Several pro-voucher Republicans ousted incumbents in the March primary election and Republicans flipped two historically Democratic House seats Nov. 5, shifting the lower chamber further to the right. Republicans will control 88 of 150 House seats when the Legislature reconvenes Jan. 14.
The House now has 79 “hardcore school choice proponents,” Gov. Greg Abbott said Nov. 6 in East Texas. A simple 76-vote majority is required to approve legislation in the chamber.
“School choice improves educational opportunities for minority and low-income students, and Texas is going to make sure they have that opportunity,” Abbott said during a news conference at Kingdom Life Academy, a small private Christian school in Tyler.
How we got here
Abbott also said Nov. 6 that he was committed to “fully funding” Texas public schools and raising salaries for teachers. Both policies crumbled last year after the House rejected vouchers.
House lawmakers voted 84-63 to strip vouchers from an extensive education proposal during a November 2023 special session. Twenty-one Republicans, largely from rural communities, joined House Democrats to vote for an anti-voucher amendment, which ultimately killed the entire bill.
During the March primaries, Abbott led the charge to unseat Republicans who opposed vouchers, and he was largely successful.
Current situation
Public school districts across Texas are grappling with multimillion-dollar budget deficits, high operating costs and stagnant state funding. Some districts asked voters to approve bond propositions and tax rate increases Nov. 5, but not all passed.
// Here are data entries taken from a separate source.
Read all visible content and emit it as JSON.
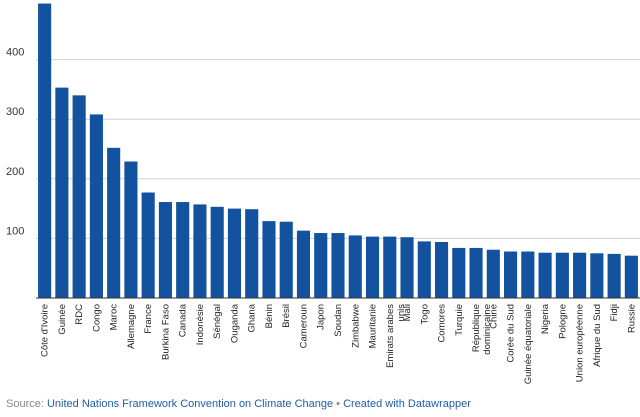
{
  "chart_data": {
    "type": "bar",
    "categories": [
      "Côte d'Ivoire",
      "Guinée",
      "RDC",
      "Congo",
      "Maroc",
      "Allemagne",
      "France",
      "Burkina Faso",
      "Canada",
      "Indonésie",
      "Sénégal",
      "Ouganda",
      "Ghana",
      "Bénin",
      "Brésil",
      "Cameroun",
      "Japon",
      "Soudan",
      "Zimbabwe",
      "Mauritanie",
      "Emirats arabes unis",
      "Mali",
      "Togo",
      "Comores",
      "Turquie",
      "République dominicaine",
      "Chine",
      "Corée du Sud",
      "Guinée équatoriale",
      "Nigeria",
      "Pologne",
      "Union européenne",
      "Afrique du Sud",
      "Fidji",
      "Russie"
    ],
    "values": [
      494,
      353,
      340,
      308,
      252,
      229,
      177,
      161,
      161,
      157,
      153,
      150,
      149,
      129,
      128,
      113,
      109,
      109,
      105,
      103,
      103,
      102,
      95,
      94,
      84,
      84,
      81,
      78,
      78,
      76,
      76,
      76,
      75,
      74,
      71
    ],
    "ylim": [
      0,
      500
    ],
    "yticks": [
      100,
      200,
      300,
      400
    ],
    "grid": true,
    "bar_color": "#12529f",
    "title": "",
    "xlabel": "",
    "ylabel": ""
  },
  "footer": {
    "source_prefix": "Source: ",
    "source_name": "United Nations Framework Convention on Climate Change",
    "separator": " • ",
    "credit": "Created with Datawrapper"
  }
}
State lawmakers have not adjusted the base amount of money schools receive per student—known as the basic allotment—since 2019. The basic allotment is $6,160, and schools receive about $10,500 per student annually, according to the Texas Education Agency.
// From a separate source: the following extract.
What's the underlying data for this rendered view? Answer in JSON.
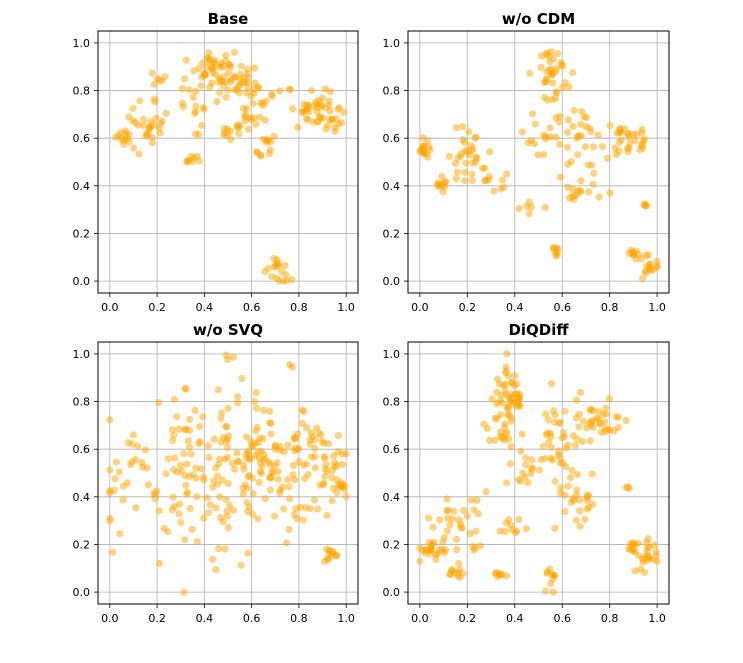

Nationally, about $16,281 was spent per-student during the 2022-23 school year, the National Education Association reported.
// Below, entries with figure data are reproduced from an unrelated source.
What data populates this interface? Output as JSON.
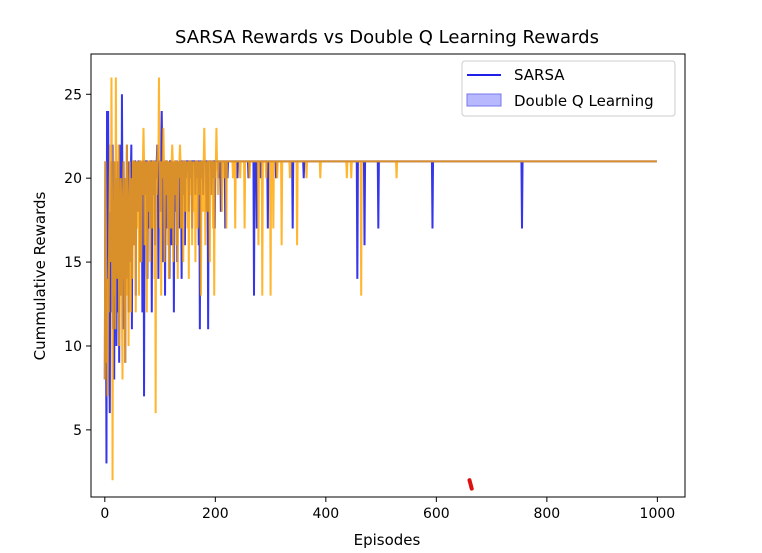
{
  "chart_data": {
    "type": "line",
    "title": "SARSA Rewards vs Double Q Learning Rewards",
    "xlabel": "Episodes",
    "ylabel": "Cummulative Rewards",
    "xlim": [
      -25,
      1050
    ],
    "ylim": [
      1.0,
      27.4
    ],
    "x_ticks": [
      0,
      200,
      400,
      600,
      800,
      1000
    ],
    "x_tick_labels": [
      "0",
      "200",
      "400",
      "600",
      "800",
      "1000"
    ],
    "y_ticks": [
      5,
      10,
      15,
      20,
      25
    ],
    "y_tick_labels": [
      "5",
      "10",
      "15",
      "20",
      "25"
    ],
    "grid": false,
    "legend_position": "top-right",
    "series": [
      {
        "name": "SARSA",
        "color": "#1f1fe8",
        "baseline": 21,
        "episodes": 1000,
        "spikes": [
          [
            0,
            8
          ],
          [
            2,
            14
          ],
          [
            3,
            3
          ],
          [
            4,
            24
          ],
          [
            5,
            19
          ],
          [
            6,
            24
          ],
          [
            7,
            17
          ],
          [
            8,
            10
          ],
          [
            9,
            6
          ],
          [
            10,
            18
          ],
          [
            11,
            12
          ],
          [
            12,
            21
          ],
          [
            13,
            16
          ],
          [
            14,
            22
          ],
          [
            15,
            11
          ],
          [
            16,
            19
          ],
          [
            17,
            8
          ],
          [
            18,
            21
          ],
          [
            19,
            14
          ],
          [
            20,
            20
          ],
          [
            21,
            10
          ],
          [
            22,
            17
          ],
          [
            23,
            21
          ],
          [
            24,
            12
          ],
          [
            25,
            19
          ],
          [
            26,
            9
          ],
          [
            27,
            22
          ],
          [
            28,
            15
          ],
          [
            29,
            20
          ],
          [
            30,
            13
          ],
          [
            31,
            25
          ],
          [
            32,
            18
          ],
          [
            33,
            11
          ],
          [
            34,
            21
          ],
          [
            35,
            16
          ],
          [
            36,
            20
          ],
          [
            37,
            9
          ],
          [
            38,
            19
          ],
          [
            39,
            14
          ],
          [
            40,
            22
          ],
          [
            41,
            17
          ],
          [
            42,
            20
          ],
          [
            43,
            12
          ],
          [
            44,
            21
          ],
          [
            45,
            18
          ],
          [
            46,
            15
          ],
          [
            47,
            20
          ],
          [
            48,
            22
          ],
          [
            49,
            11
          ],
          [
            50,
            19
          ],
          [
            52,
            16
          ],
          [
            54,
            21
          ],
          [
            56,
            13
          ],
          [
            58,
            20
          ],
          [
            60,
            18
          ],
          [
            62,
            21
          ],
          [
            64,
            15
          ],
          [
            66,
            20
          ],
          [
            68,
            12
          ],
          [
            70,
            21
          ],
          [
            71,
            7
          ],
          [
            73,
            19
          ],
          [
            75,
            21
          ],
          [
            77,
            14
          ],
          [
            79,
            20
          ],
          [
            81,
            17
          ],
          [
            83,
            21
          ],
          [
            85,
            12
          ],
          [
            87,
            19
          ],
          [
            89,
            21
          ],
          [
            91,
            16
          ],
          [
            93,
            20
          ],
          [
            95,
            22
          ],
          [
            97,
            14
          ],
          [
            99,
            21
          ],
          [
            101,
            18
          ],
          [
            103,
            24
          ],
          [
            105,
            15
          ],
          [
            107,
            20
          ],
          [
            109,
            13
          ],
          [
            111,
            21
          ],
          [
            113,
            17
          ],
          [
            115,
            19
          ],
          [
            117,
            14
          ],
          [
            119,
            21
          ],
          [
            121,
            16
          ],
          [
            123,
            20
          ],
          [
            125,
            12
          ],
          [
            127,
            18
          ],
          [
            129,
            21
          ],
          [
            131,
            15
          ],
          [
            133,
            20
          ],
          [
            135,
            17
          ],
          [
            137,
            21
          ],
          [
            139,
            14
          ],
          [
            141,
            19
          ],
          [
            143,
            21
          ],
          [
            145,
            16
          ],
          [
            147,
            20
          ],
          [
            150,
            21
          ],
          [
            152,
            18
          ],
          [
            155,
            20
          ],
          [
            158,
            17
          ],
          [
            161,
            21
          ],
          [
            164,
            19
          ],
          [
            167,
            20
          ],
          [
            170,
            16
          ],
          [
            172,
            11
          ],
          [
            175,
            20
          ],
          [
            178,
            19
          ],
          [
            181,
            21
          ],
          [
            184,
            18
          ],
          [
            187,
            11
          ],
          [
            190,
            21
          ],
          [
            193,
            19
          ],
          [
            196,
            20
          ],
          [
            199,
            17
          ],
          [
            202,
            21
          ],
          [
            206,
            20
          ],
          [
            210,
            18
          ],
          [
            214,
            21
          ],
          [
            218,
            17
          ],
          [
            222,
            20
          ],
          [
            230,
            21
          ],
          [
            240,
            20
          ],
          [
            250,
            21
          ],
          [
            260,
            20
          ],
          [
            270,
            13
          ],
          [
            275,
            17
          ],
          [
            282,
            20
          ],
          [
            295,
            17
          ],
          [
            310,
            20
          ],
          [
            325,
            21
          ],
          [
            340,
            17
          ],
          [
            360,
            20
          ],
          [
            400,
            21
          ],
          [
            457,
            14
          ],
          [
            470,
            16
          ],
          [
            495,
            17
          ],
          [
            593,
            17
          ],
          [
            755,
            17
          ]
        ]
      },
      {
        "name": "Double Q Learning",
        "color": "#ffa500",
        "baseline": 21,
        "episodes": 1000,
        "spikes": [
          [
            0,
            8
          ],
          [
            2,
            17
          ],
          [
            3,
            9
          ],
          [
            4,
            12
          ],
          [
            5,
            7
          ],
          [
            6,
            14
          ],
          [
            7,
            12
          ],
          [
            8,
            17
          ],
          [
            9,
            20
          ],
          [
            10,
            22
          ],
          [
            11,
            15
          ],
          [
            12,
            26
          ],
          [
            13,
            19
          ],
          [
            14,
            2
          ],
          [
            15,
            16
          ],
          [
            16,
            13
          ],
          [
            17,
            21
          ],
          [
            18,
            17
          ],
          [
            19,
            11
          ],
          [
            20,
            26
          ],
          [
            21,
            18
          ],
          [
            22,
            21
          ],
          [
            23,
            14
          ],
          [
            24,
            17
          ],
          [
            25,
            22
          ],
          [
            26,
            10
          ],
          [
            27,
            16
          ],
          [
            28,
            13
          ],
          [
            29,
            20
          ],
          [
            30,
            17
          ],
          [
            31,
            12
          ],
          [
            32,
            8
          ],
          [
            33,
            19
          ],
          [
            34,
            21
          ],
          [
            35,
            14
          ],
          [
            36,
            17
          ],
          [
            37,
            9
          ],
          [
            38,
            20
          ],
          [
            39,
            16
          ],
          [
            40,
            22
          ],
          [
            41,
            13
          ],
          [
            42,
            18
          ],
          [
            43,
            10
          ],
          [
            44,
            19
          ],
          [
            45,
            21
          ],
          [
            46,
            15
          ],
          [
            47,
            12
          ],
          [
            48,
            20
          ],
          [
            49,
            17
          ],
          [
            50,
            14
          ],
          [
            52,
            21
          ],
          [
            54,
            16
          ],
          [
            56,
            12
          ],
          [
            58,
            20
          ],
          [
            60,
            17
          ],
          [
            62,
            13
          ],
          [
            64,
            21
          ],
          [
            66,
            15
          ],
          [
            68,
            19
          ],
          [
            70,
            23
          ],
          [
            72,
            16
          ],
          [
            74,
            20
          ],
          [
            76,
            12
          ],
          [
            78,
            18
          ],
          [
            80,
            21
          ],
          [
            82,
            15
          ],
          [
            84,
            20
          ],
          [
            86,
            17
          ],
          [
            88,
            21
          ],
          [
            90,
            14
          ],
          [
            92,
            6
          ],
          [
            94,
            19
          ],
          [
            96,
            22
          ],
          [
            98,
            26
          ],
          [
            100,
            17
          ],
          [
            102,
            13
          ],
          [
            104,
            20
          ],
          [
            106,
            23
          ],
          [
            108,
            15
          ],
          [
            110,
            19
          ],
          [
            112,
            21
          ],
          [
            114,
            16
          ],
          [
            116,
            14
          ],
          [
            118,
            20
          ],
          [
            120,
            17
          ],
          [
            122,
            22
          ],
          [
            124,
            15
          ],
          [
            126,
            19
          ],
          [
            128,
            21
          ],
          [
            130,
            16
          ],
          [
            132,
            14
          ],
          [
            134,
            20
          ],
          [
            136,
            22
          ],
          [
            138,
            17
          ],
          [
            140,
            19
          ],
          [
            142,
            15
          ],
          [
            144,
            21
          ],
          [
            146,
            18
          ],
          [
            148,
            20
          ],
          [
            150,
            17
          ],
          [
            152,
            14
          ],
          [
            154,
            21
          ],
          [
            156,
            19
          ],
          [
            158,
            16
          ],
          [
            160,
            20
          ],
          [
            162,
            18
          ],
          [
            164,
            15
          ],
          [
            166,
            21
          ],
          [
            168,
            17
          ],
          [
            170,
            20
          ],
          [
            172,
            19
          ],
          [
            174,
            13
          ],
          [
            176,
            21
          ],
          [
            178,
            18
          ],
          [
            180,
            23
          ],
          [
            182,
            16
          ],
          [
            184,
            20
          ],
          [
            186,
            18
          ],
          [
            188,
            21
          ],
          [
            190,
            15
          ],
          [
            192,
            19
          ],
          [
            194,
            21
          ],
          [
            196,
            17
          ],
          [
            198,
            13
          ],
          [
            200,
            20
          ],
          [
            202,
            23
          ],
          [
            205,
            19
          ],
          [
            208,
            21
          ],
          [
            212,
            18
          ],
          [
            216,
            20
          ],
          [
            220,
            17
          ],
          [
            226,
            21
          ],
          [
            232,
            20
          ],
          [
            236,
            17
          ],
          [
            245,
            20
          ],
          [
            253,
            17
          ],
          [
            262,
            20
          ],
          [
            270,
            21
          ],
          [
            278,
            16
          ],
          [
            285,
            13
          ],
          [
            292,
            20
          ],
          [
            300,
            13
          ],
          [
            305,
            17
          ],
          [
            312,
            20
          ],
          [
            320,
            16
          ],
          [
            335,
            20
          ],
          [
            348,
            16
          ],
          [
            365,
            20
          ],
          [
            390,
            20
          ],
          [
            438,
            20
          ],
          [
            446,
            20
          ],
          [
            464,
            13
          ],
          [
            528,
            20
          ]
        ]
      }
    ],
    "legend": [
      "SARSA",
      "Double Q Learning"
    ],
    "annotations": [
      {
        "type": "red-mark",
        "color": "#dd1111",
        "points": [
          [
            660,
            2.0
          ],
          [
            664,
            1.5
          ]
        ]
      }
    ]
  }
}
Texas will increase teacher pay, enhance career training opportunities for students and adopt “universal school choice” during the upcoming legislative session, Abbott said.
“Some people... make it sound like you can't have both school choice and robust public schools,” Abbott said. “That's completely false. The reality is we can have the best public schools in America and also have school choice at the very same time. It does not have to be one or the other, and it's wrong to pit one against the other.”
Zooming in
Lt. Gov. Dan Patrick, who oversees the Texas Senate, said passing school vouchers was his “top policy priority” for 2025.
“Thirty-two states, both Republican and Democrat, have enacted some form of school choice legislation. There is absolutely no reason why Texas children and parents should be left behind,” Patrick said in a Nov. 8 statement. “A one-size-fits-all approach to education in a state with a population of 30 million, 254 counties, 1,200 school districts, and over 8,000 campuses simply cannot possibly meet the needs of every student.”
Patrick urged Abbott to list vouchers as an emergency item, allowing lawmakers to bypass a constitutional rule that prevents them from passing legislation during the first 60 days of a regular legislative session.
“If that bill doesn’t pass, I’m not signing another bill all session,” Patrick said during a March 21 speech at the conservative Texas Public Policy Foundation’s annual conference in Austin.
Vouchers were one of Abbott’s seven emergency priorities for the 2023 session. State senators approved vouchers multiple times last year, while the proposal only reached the House floor once.
All legislation must be signed by Patrick and the speaker of the House before it heads to Abbott’s desk. The governor has the final say on which bills are signed into law.